Me dijiste que
tu bisabuelo fue uno de los cocineros del último emperador Aisin-Gioro Pu Yi y que, ya muy anciano, también cocinó
para Mao uno de esos platos grasientos de panceta guisada con anís estrellado y
salsa de soja que tanto le gustaban al tirano.
Tú también
eres cocinera. Lo afirmas con orgullo de estirpe, tras aquel bisabuelo cuyo
nombre era Linh, también lo fue tu abuelo, tu madre y ahora tú, aunque ejerzas
el oficio luchando contra los wok en uno de estos extraños restaurantes “orientales”
de buffet libre que comienzan a proliferar en la ciudad.
Cuando sales
de allí, tras una extenuante jornada de diez horas por seiscientos euros que
incluye preparar las viandas, atender a los fuegos en las horas de comidas y
limpiar luego todo el cacharrerío, me llevas a una cervecería de la parte vieja
de la ciudad para beber unas jarras heladas y morder unas anchoas.
Viniste de
lejos, tu madre se embarcó en Hong Kong por error en un carguero español
huyendo de todos los dragones sangrientos que ha engordado en China durante
tantos siglos, tú tenías cinco años. Hoy eres española y apenas sabes unas pocas
palabras de Wu. El mecánico del barco, quién sabe por qué oscuros vericuetos del
corazón de un hombre, se apiadó de tu jovencísima madre y luego, en los días de
trayecto, se enamoró de ella. Los casó el capitán, no pudieron esperar a
entenderse en un idioma distinto al del amor. Quién sabe por qué extraños
acertijos del corazón de un hombre la quiso con cariño y respetó su vida
entera, a pesar de las muecas familiares y la extrañeza de los vecinos de aquel
pequeñísimo pueblo cercano a Vigo.
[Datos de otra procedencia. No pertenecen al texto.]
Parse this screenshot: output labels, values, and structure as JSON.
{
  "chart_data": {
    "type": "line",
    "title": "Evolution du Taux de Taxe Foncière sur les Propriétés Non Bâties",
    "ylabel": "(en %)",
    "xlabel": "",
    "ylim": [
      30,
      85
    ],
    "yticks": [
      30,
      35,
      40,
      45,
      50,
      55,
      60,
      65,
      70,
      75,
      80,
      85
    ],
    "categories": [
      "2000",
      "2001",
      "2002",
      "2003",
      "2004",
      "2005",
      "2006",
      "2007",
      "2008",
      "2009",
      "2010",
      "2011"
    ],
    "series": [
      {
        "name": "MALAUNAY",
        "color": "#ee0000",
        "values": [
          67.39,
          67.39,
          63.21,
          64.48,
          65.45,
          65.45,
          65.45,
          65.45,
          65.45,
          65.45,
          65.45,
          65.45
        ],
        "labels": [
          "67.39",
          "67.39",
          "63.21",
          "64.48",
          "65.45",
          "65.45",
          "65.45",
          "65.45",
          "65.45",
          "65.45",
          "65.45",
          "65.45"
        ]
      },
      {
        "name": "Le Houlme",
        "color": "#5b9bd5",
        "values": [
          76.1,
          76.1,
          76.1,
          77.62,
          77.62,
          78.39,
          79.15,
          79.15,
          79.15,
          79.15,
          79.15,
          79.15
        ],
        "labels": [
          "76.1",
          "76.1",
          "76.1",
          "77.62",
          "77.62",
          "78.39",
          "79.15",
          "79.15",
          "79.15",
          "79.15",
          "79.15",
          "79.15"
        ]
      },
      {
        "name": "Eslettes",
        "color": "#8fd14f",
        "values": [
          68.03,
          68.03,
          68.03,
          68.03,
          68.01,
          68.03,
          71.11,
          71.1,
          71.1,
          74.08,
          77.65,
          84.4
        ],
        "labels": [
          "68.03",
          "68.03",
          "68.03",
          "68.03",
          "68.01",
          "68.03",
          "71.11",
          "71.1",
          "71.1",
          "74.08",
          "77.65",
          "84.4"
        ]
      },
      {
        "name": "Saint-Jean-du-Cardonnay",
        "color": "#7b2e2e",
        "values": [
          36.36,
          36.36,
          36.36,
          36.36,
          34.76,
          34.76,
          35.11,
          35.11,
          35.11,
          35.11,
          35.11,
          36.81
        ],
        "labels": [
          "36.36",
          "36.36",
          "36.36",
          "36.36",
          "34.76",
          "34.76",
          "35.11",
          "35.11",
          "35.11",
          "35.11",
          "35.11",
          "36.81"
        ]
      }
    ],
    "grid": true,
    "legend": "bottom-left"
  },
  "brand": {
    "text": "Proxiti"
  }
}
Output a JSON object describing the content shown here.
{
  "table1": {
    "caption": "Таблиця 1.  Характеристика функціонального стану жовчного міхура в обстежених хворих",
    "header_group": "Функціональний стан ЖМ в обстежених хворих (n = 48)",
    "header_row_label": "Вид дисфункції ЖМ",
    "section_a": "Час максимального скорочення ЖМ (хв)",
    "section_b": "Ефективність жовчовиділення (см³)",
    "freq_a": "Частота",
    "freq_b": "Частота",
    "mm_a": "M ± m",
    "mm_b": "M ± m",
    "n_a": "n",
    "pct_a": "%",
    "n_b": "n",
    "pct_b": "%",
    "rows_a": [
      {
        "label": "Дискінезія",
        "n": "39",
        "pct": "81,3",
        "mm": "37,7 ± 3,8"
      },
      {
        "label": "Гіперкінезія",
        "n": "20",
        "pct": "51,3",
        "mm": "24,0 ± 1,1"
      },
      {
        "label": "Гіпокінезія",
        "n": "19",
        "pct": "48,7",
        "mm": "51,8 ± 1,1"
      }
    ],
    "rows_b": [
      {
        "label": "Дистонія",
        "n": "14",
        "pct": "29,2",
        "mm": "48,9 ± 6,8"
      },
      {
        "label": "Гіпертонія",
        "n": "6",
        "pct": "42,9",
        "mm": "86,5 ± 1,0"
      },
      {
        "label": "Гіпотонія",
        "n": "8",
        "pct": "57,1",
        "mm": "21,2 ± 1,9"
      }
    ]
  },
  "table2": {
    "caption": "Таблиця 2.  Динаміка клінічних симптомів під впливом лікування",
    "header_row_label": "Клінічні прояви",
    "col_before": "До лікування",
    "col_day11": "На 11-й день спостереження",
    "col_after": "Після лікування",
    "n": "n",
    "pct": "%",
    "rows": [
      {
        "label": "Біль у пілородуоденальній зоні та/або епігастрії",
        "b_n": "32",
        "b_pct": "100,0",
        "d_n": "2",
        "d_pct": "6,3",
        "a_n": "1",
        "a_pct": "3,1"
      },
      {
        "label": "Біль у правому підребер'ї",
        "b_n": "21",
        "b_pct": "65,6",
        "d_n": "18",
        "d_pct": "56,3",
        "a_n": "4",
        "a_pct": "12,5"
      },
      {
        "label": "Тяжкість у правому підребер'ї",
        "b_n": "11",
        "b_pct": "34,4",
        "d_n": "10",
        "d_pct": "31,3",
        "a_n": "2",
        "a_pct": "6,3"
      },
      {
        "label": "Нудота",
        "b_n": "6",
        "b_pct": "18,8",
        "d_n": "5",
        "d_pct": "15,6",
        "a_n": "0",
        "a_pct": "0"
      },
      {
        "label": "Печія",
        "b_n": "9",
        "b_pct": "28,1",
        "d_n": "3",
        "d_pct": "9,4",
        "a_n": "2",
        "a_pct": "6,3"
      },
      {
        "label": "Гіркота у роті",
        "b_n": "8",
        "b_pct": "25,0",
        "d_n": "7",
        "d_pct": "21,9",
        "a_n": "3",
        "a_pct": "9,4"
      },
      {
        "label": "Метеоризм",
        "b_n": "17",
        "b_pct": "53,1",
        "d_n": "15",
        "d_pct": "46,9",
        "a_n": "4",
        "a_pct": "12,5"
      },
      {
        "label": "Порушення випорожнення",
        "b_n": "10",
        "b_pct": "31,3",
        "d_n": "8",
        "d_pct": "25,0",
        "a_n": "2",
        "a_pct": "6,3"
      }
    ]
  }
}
Quién sabe por qué extraños laberintos de la
memoria de un hombre para él no hubo otra desde entonces, aunque en todos los puertos
del mundo donde recalaba el enorme barco había sirenas, venus y medusas bellísimas.
Quién sabe por qué extraños caminos del corazón de un hombre tu fuiste su hija desde
siempre, en tus recuerdos de niña, de adolescente, de joven, vive un hombretón
gigante como un armario que arreglaba motores de dos mil toneladas y varios
pisos de altura y que te amaba como nadie amó nunca a ninguna emperatriz oriental
en toda la historia de China.
Hoy estudias
lejos de ellos ingeniería mecánica por comenzar una nueva saga profesional. Con
apenas veinte años te has emancipado ya gracias a que tu madre te enseñó a
cocinar y que tus rasgos orientales pegan con la imagen de marca de ese infame restaurante.
Pero hoy en tu casa cocinas para mi uno de esos delicados platillos preferidos del último
emperador Puyi cuyo secreto ha pasado por los tuyos durante cuatro
generaciones. Rellenas las codornices salvajes que volaron desde África para
hacerse la corte en los secarrales castellanos con un atado de hierbas tiernas
en el que distingo los berros, el cilantro, el tomillo y la salvia y junto a
las hierbas introduces en el vientre del ave tres hermosas ostras crudas. Me
cuentas entonces parte del secreto. Antes has mantenido las avecillas varios días
en un marinado de vino de arroz, zanahoria, puerros, pimienta de Sichuan
tostada, aceite de ajonjolí y una cucharada de salsa de ostras. Bien escurridas y
tras el relleno, has albardado los pájaros con una finísima loncha de tocino
especiado con misterioso polvillos y las has horneado a fuego fuerte apenas
quince minutos.
Sobre una cama
de arroz, también salvaje, para hace honor a las codornices, has colocado sus
cuerpecillos dorados que ahora comemos sin palillos, con los dedos, rechupeteando
cada huesecillo y rebuscado en sus entrañas quién sabe qué delicias. Dices: Así las comía Puyi de niño, antes de caer en desgracia,
cuando se escapaba de la corte y se perdía en las gigantescas cocinas de
palacio. Así las comemos hoy en esta pequeña buhardilla de Lavapiés
mientras abajo, en la calle, tal vez comienza a caer un nuevo imperio.